HTML and XML files are currently displayed as plain text. Because Jasper looks like an AJAX web app to Firefox, there are security concerns about loading and displaying arbitary HTML inside the page scaffold. There may be a way to sanitize this in a future version, but because Jasper isn't a low-level channel, links to Gopher-hosted inline content (images, style sheets, JavaScript) within an HTML document will probably not work even then without implementing some sort of HTML renderer (yo dawg).
The address bar shows the address of the scaffold page within OverbiteNX, not the actual canonical URL. There appears to be no way to change this from the add-on itself. As a result, when you bookmark a Gopher URL, the star doesn't actually show up in the address bar (even though the Gopher URL is truly bookmarked) because Agate immediately rewrites it and thus it no longer matches the current address.

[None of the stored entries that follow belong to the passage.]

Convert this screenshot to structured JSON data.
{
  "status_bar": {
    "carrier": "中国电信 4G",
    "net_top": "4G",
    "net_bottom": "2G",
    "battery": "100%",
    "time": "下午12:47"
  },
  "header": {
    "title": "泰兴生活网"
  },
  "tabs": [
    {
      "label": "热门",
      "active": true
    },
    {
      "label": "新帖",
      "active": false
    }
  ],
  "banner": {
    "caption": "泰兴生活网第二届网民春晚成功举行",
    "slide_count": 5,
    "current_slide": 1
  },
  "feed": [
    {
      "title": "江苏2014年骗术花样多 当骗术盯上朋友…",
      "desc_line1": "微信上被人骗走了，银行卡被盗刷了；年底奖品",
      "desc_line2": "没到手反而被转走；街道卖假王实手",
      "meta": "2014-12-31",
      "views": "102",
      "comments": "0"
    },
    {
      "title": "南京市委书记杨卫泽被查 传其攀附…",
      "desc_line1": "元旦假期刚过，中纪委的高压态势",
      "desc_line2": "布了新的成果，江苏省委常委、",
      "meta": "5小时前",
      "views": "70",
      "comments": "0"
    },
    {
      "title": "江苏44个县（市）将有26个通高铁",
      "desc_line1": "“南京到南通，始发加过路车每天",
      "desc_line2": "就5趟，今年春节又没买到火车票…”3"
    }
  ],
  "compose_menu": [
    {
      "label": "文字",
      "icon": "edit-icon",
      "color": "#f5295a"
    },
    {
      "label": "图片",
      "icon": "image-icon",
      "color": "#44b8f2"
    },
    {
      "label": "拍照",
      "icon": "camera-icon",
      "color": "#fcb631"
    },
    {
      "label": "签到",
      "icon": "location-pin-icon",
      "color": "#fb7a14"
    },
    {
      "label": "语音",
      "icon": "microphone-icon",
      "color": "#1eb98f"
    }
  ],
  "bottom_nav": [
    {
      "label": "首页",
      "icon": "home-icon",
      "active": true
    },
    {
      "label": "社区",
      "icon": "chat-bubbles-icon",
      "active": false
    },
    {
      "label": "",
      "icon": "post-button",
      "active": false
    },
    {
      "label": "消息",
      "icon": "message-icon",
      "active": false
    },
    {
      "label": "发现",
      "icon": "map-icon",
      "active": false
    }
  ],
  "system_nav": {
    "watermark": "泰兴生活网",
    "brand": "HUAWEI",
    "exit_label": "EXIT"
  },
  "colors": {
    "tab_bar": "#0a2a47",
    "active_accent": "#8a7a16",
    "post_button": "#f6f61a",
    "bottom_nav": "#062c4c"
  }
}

Related to this phenomenon is that both the OverbiteNX moz-extension://
URL and the canonical gopher://
URL appear in your history for any given Gopher site. Transparently deleting the moz-extension://
URL wrecks the history of the current tab and there is no provision in WebExtensions for rewriting individual history entries, so Agate simply adds an entry instead.
Proxies are not yet supported by Onyx.
The inline view feature of OverbiteFF is not yet implemented in OverbiteNX.
CAPS support (for features such as path breadcrumbs, etc.) is not yet implemented in OverbiteNX.
If you have an idea how to fix or improve these issues, please file a pull request or issue.